Updated Feb. 1, 2014 at 8:02 p.m.
More than directing traffic, Victoria's new wayfinding signs help motorists and pedestrians find all the best places to visit.
In an effort to make Victoria more navigable, the city is adding signs to help people find their way to museums, parks and other destinations.
The program, which came with a $43,080 price tag, includes 26 signs across town.
Convention and Visitors Bureau Director LaRue Roth championed the project, saying it goes beyond typical street signs.
"The intent is to help visitors have a positive experience," she said. "We've all be in situations where we've been frustrated driving around a city, and you can't find what you're looking for. It creates a negative experience."
Because the signs benefit the tourism industry, they were funded with hotel occupancy tax dollars.
Mary Craighead, the Victoria County Metropolitan Planning Organization coordinator, was involved in the project from start to finish. She helped identify sign sites and make sure the project met state transportation guidelines.
While in-car navigation systems and smartphones have made getting lost almost impossible, Roth said, the signs will keep drivers' eyes on the road rather than their electronic devices.

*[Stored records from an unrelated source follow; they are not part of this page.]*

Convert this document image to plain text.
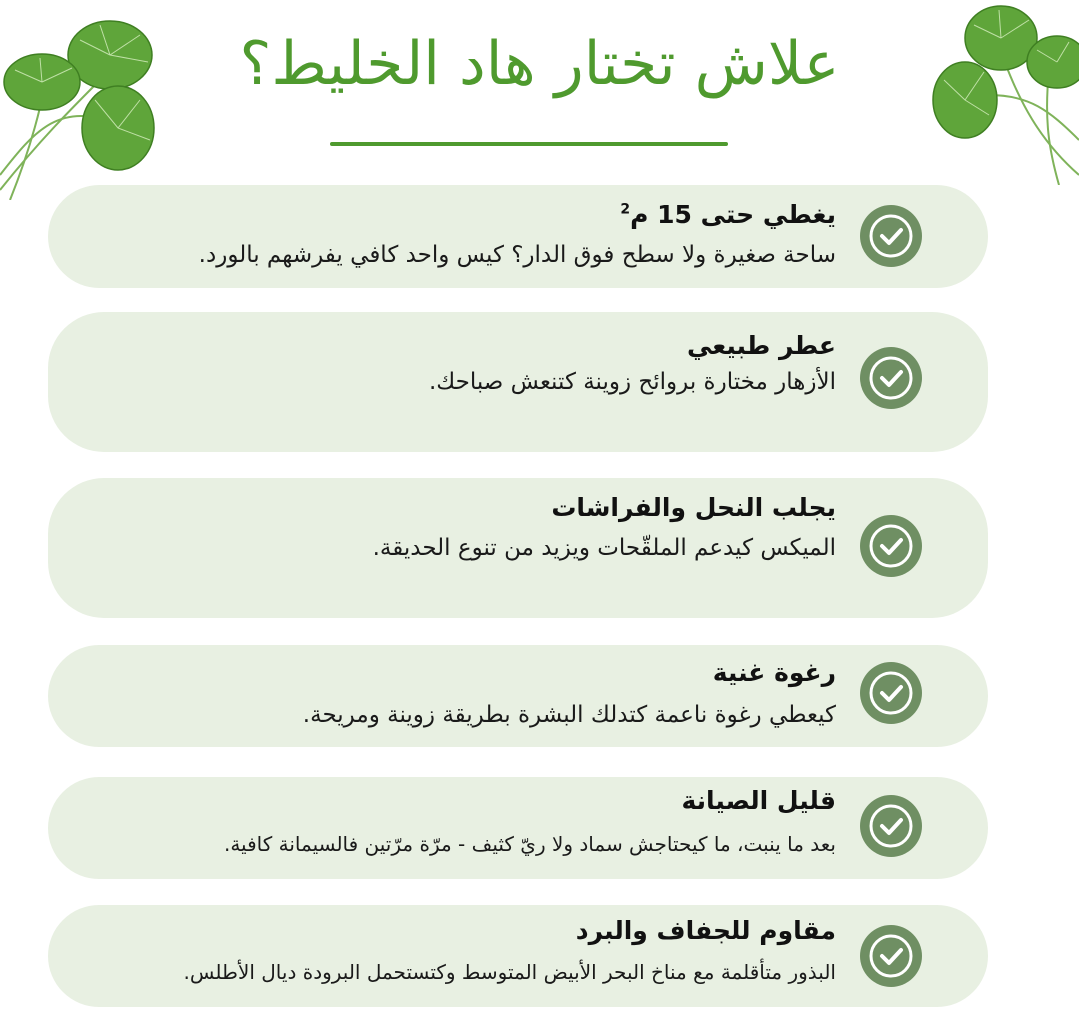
علاش تختار هاد الخليط؟
يغطي حتى 15 م$^2$
ساحة صغيرة ولا سطح فوق الدار؟ كيس واحد كافي يفرشهم بالورد.
عطر طبيعي
الأزهار مختارة بروائح زوينة كتنعش صباحك.
يجلب النحل والفراشات
الميكس كيدعم الملقّحات ويزيد من تنوع الحديقة.
رغوة غنية
كيعطي رغوة ناعمة كتدلك البشرة بطريقة زوينة ومريحة.
قليل الصيانة
بعد ما ينبت، ما كيحتاجش سماد ولا ريّ كثيف - مرّة مرّتين فالسيمانة كافية.
مقاوم للجفاف والبرد
البذور متأقلمة مع مناخ البحر الأبيض المتوسط وكتستحمل البرودة ديال الأطلس.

City spokesman O.C. Garza said he has heard many positive comments on the project.
The project could be expanded to include destinations like the hike and bike trail or the splash pad, as well as a pedestrian guide for downtown, Garza said.
The signs were designed and manufactured locally by Sign Crafters.
Robin Janecka, office manager and designer at the business, said all but one sign have been installed. The business started putting in the signs Jan. 25.
The company was the low bidder out of three proposals.
"We're honored to get the contract and to be able to offer our services," Janecka said. "We're a locally, family-owned business, so we even had our teenage kids helping."